The Collaborative AI Responsibility (CAIR) Lab
The use of AI technologies is revolutionizing the world. Ensuring that AI systems are developed and deployed in socially responsible ways is a critical challenge as the use of AI systems can be both incredibly helpful and harmful.
The Collaborative AI Responsibility (CAIR) Lab aims to empower organizations to work with AI in socially responsible ways, including developing, using, buying, and investing in AI responsibly. We do this by bringing together diverse stakeholders – such as tech companies, investors, public administrators, and academics – and collaboratively creating actionable research and resources that can help govern AI in ways that mitigate potential harm and harness AI for social good.
Ecosystem focus - We believe that responsible AI takes a village. All actors in the ecosystem need to get involved, and we are focusing on supporting those who develop AI, buy AI, and invest in AI.

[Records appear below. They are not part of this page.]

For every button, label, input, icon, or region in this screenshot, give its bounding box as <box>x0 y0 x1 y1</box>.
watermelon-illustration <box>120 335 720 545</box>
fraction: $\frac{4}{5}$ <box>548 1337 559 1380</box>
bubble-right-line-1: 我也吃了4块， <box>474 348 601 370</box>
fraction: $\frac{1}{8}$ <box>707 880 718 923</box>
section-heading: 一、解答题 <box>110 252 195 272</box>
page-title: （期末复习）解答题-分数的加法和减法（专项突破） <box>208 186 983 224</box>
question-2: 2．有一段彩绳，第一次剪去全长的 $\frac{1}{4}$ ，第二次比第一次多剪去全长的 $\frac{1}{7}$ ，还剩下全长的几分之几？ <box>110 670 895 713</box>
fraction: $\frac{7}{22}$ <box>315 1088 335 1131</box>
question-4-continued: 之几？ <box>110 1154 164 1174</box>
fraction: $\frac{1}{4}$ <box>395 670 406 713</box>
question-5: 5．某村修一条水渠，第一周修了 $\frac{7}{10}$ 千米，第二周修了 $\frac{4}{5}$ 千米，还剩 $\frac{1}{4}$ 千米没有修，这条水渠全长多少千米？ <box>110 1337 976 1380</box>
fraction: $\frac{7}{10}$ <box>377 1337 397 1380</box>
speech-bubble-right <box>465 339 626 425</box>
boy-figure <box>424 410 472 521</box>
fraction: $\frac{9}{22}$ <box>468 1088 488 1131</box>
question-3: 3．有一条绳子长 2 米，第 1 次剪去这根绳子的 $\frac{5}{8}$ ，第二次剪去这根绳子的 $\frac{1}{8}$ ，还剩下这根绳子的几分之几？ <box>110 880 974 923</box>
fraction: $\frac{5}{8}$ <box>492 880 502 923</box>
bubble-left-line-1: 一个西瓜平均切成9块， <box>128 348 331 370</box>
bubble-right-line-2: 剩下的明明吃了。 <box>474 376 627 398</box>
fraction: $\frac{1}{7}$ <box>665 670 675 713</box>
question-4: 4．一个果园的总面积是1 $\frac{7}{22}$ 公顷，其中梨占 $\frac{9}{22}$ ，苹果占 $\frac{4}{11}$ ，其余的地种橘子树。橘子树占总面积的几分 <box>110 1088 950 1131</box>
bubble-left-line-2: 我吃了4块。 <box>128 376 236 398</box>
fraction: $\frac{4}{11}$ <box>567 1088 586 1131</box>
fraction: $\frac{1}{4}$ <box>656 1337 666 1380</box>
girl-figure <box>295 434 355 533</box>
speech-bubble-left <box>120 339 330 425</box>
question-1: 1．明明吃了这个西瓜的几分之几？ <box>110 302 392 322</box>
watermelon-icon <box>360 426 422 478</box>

Engaged research - We collaborate with practitioners at all research stages, including forming research questions and methodologies, data analysis, and drawing conclusions.
Local activism, globally – Creating positive social impact is as important to us as our research impact. We test and apply our theories in our city, aiming to make Pittsburgh an exemplar of responsible AI. In addition, we collaborate with teams worldwide to establish similar initiatives in other regions.
Diverse perspectives – We collaborate with researchers and practitioners in multiple sectors, disciplines, institutions, countries, and demographics.
Our research questions
Developing AI responsibly
- How do we know whether an organization is developing AI responsibly?
We are developing a scale to measure organizations’ responsible AI maturity
- What are effective strategies for helping organizations develop AI more responsibly?
We will experiment with organizations to test which interventions increase organizations’ responsible AI maturity
- What is the current state of responsible AI maturity?
We will map ecosystems to create benchmarks for responsible AI maturity
Investing in AI responsibly
- What is the current state of responsible AI investing?
We will map responsible AI investment strategies among asset managers and owners
- What does it mean to invest in AI responsibly?
We will develop investment frameworks for different kinds of investors
Buying AI responsibly
- What is the current state of AI procurement?
We will map AI procurement strategies in the private and public sectors
- What does it mean to procure AI responsibly?
We will develop a procurement framework for the private and public sectors
Lab Director: Ravit Dotan, PhD
Co Directors: Ilia Murtazashvili, PhD, Michael Madison, JD
The CAIR Lab will produce scholarly research, actionable recommendations for practitioners (such as whitepapers and handbooks), and events (such as in-person and online panels and webinars).
Working groups lie at the heart of our mission. These groups provide a forum for collaborations to engage in impactful research, inform policy, and build community. Our current groups are as follows.
Private sector group
This group aims to empower private sector organizations to develop, deploy, and finance AI in socially responsible ways. To achieve this goal, this group seeks to understand how AI is governed in tech companies, how to measure the responsibility of AI governance in tech companies, and how AI governance can be improved. In addition, this group seeks to build on these insights to create resources that investors, buyers of AI, and others can use to support companies in developing AI in socially responsible ways. The research this group conducts is grounded in multiple disciplines, including AI ethics, philosophy, and organizational psychology. Learn more and meet the team
Public sector group
This group aims to help public administrators ensure that the AI they use generates social value. To achieve this goal, this group seeks to understand the extent and consequences of the adoption of AI in the public sector. The research this group produces is grounded in theories of public administration.
Understanding the state of the academic literature about AI in public administration
Understanding what public administrators currently do when they procure AI and what resources they need to incorporate social responsibility considerations when they do
AI governance and knowledge commons group
This group aims to ensure that the governance of knowledge advances the goals of responsible AI development and use. The group focuses on knowledge governance in law, public policy, management, and practices of communities and collectives that build, use, and rely on AI systems. This group utilizes the Governing Knowledge Commons (GKC) research framework, which is a well-established tool for investigating the dynamics of shared knowledge and information resources.
The goal of this group is to plan the long-term activity of the lab and oversee its progress.